Se questi castelli non avevano le suddette funzioni di carattere commerciale o militare, la loro mansione doveva essere il controllo dei diritti relativi alle risultanze economiche del territorio e specialmente lo sfruttamento minerario. Di cui probabilmente era ricca, come testimoniano le tracce di numerose miniere e cave, alcune ancora visibili, altre scomparse e già appartenenti al mito. Chissà quante scaramucce e liti non scritte. Briganti e intrighi persi nella nebbia del passato. Racconti fantastici, bugie e verità. Avidità e delitti a causa del nobil metallo.
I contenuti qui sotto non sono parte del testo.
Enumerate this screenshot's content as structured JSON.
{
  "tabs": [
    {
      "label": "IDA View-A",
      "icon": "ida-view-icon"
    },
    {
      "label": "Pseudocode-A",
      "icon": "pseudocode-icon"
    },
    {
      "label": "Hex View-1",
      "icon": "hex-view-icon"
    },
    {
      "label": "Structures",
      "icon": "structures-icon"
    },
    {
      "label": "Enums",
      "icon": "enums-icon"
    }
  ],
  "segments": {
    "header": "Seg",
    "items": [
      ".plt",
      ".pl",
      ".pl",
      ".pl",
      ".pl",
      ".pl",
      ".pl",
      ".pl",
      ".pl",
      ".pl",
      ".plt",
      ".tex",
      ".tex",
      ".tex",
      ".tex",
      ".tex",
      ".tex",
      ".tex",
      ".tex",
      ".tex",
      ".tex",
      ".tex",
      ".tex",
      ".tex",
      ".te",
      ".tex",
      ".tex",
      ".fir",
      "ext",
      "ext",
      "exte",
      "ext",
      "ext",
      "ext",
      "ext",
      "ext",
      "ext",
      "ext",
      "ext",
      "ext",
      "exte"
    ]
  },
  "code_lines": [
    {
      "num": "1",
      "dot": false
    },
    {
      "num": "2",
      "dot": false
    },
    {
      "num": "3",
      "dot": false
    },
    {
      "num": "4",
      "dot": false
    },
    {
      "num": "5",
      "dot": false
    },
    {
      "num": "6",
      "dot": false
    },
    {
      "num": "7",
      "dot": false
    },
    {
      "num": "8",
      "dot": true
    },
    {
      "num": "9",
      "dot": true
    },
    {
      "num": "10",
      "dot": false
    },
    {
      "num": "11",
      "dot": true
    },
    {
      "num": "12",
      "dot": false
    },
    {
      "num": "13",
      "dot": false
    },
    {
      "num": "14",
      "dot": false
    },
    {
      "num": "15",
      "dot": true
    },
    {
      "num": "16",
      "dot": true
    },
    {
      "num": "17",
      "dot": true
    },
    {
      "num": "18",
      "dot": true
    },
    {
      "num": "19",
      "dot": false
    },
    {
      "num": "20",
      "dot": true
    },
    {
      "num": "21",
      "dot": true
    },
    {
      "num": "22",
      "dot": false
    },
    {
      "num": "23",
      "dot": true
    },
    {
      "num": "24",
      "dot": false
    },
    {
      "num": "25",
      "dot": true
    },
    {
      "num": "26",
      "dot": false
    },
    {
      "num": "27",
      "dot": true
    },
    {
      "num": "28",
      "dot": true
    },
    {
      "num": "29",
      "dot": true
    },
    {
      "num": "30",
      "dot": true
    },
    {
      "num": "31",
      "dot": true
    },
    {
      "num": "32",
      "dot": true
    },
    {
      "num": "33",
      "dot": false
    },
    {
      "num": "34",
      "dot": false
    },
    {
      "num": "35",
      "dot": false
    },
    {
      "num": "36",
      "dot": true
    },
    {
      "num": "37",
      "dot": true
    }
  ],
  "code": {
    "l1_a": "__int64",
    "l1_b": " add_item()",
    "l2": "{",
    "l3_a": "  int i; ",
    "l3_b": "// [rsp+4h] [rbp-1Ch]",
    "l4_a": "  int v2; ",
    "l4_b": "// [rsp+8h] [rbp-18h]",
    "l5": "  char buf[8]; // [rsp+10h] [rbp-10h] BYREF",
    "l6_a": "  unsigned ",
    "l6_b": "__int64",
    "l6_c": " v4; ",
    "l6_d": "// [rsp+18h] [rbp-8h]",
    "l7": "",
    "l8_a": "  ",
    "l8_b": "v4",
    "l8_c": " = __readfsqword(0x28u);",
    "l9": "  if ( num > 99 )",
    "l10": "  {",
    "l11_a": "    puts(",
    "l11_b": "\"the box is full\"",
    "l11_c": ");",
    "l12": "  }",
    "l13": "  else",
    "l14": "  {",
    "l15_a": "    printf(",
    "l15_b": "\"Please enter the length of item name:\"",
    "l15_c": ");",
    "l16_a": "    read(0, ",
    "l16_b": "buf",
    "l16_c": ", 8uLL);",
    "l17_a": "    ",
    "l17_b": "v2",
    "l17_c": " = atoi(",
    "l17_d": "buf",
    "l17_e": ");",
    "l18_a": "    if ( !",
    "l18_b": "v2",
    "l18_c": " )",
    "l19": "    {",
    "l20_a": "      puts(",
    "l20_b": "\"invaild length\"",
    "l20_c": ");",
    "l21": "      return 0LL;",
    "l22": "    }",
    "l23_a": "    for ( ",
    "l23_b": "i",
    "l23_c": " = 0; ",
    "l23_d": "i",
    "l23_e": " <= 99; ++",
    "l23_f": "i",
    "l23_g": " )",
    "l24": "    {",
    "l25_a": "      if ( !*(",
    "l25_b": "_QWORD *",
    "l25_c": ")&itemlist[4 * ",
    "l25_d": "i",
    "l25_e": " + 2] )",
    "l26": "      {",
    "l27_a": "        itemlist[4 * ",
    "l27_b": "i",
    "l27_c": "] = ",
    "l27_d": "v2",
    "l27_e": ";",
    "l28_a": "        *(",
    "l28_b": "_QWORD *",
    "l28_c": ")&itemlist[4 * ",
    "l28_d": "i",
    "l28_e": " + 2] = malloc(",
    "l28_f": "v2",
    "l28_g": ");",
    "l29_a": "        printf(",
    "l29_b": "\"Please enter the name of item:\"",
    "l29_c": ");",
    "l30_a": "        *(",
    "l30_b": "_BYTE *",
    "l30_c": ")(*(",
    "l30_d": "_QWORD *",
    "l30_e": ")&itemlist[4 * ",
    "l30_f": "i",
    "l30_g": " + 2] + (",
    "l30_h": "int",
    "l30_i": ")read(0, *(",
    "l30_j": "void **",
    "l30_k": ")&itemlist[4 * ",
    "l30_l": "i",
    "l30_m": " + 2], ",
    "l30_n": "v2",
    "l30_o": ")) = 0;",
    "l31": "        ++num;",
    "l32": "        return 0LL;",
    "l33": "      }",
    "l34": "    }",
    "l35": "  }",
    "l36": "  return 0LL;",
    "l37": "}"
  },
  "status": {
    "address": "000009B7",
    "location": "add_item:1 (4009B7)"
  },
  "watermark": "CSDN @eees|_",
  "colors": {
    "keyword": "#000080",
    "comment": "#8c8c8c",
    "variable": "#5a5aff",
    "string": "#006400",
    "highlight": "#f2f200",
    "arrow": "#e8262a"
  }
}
La lunga storia mineraria della Valle Grana viene citata già nei censimenti mineralogici del XVIII – XIX secolo dove sono registrati giacimenti di rame che hanno attirato investitori fino al XX secolo (e ciò dà da pensare), probabilmente potevano già essere attivi nei secoli intorno al 1200 (età della “Meno di Pradleves”). Tale intensa attività estrattiva di minerali anche preziosi fa presupporre, dunque, una continua e confacente presenza signorile nel tempo.

Ma iniziamo il nostro viaggio leggendario tra castelli, miniere e rocce da Castelmagno. Di questo territorio suggestivo conosciamo specialmente il santuario di S. Magno. Edificio sorto su un antico insediamento romano, probabilmente militare e prima di esso, sede di culto pre celtico. Tuttavia già il suo toponimo è significativo e conduce il pensiero all’antica presenza di un castello. Ma di castelli o fortezze, in questa terra alta e nel corso del tempo, dovevano esserne sorti più di uno. Il più antico sul monte Chastlar, che sovrasta la frazione Chiotti, zona di probabile “Castellaro” pre celtico. Però anche la borgata La Torre, a Chiappi, è significativa.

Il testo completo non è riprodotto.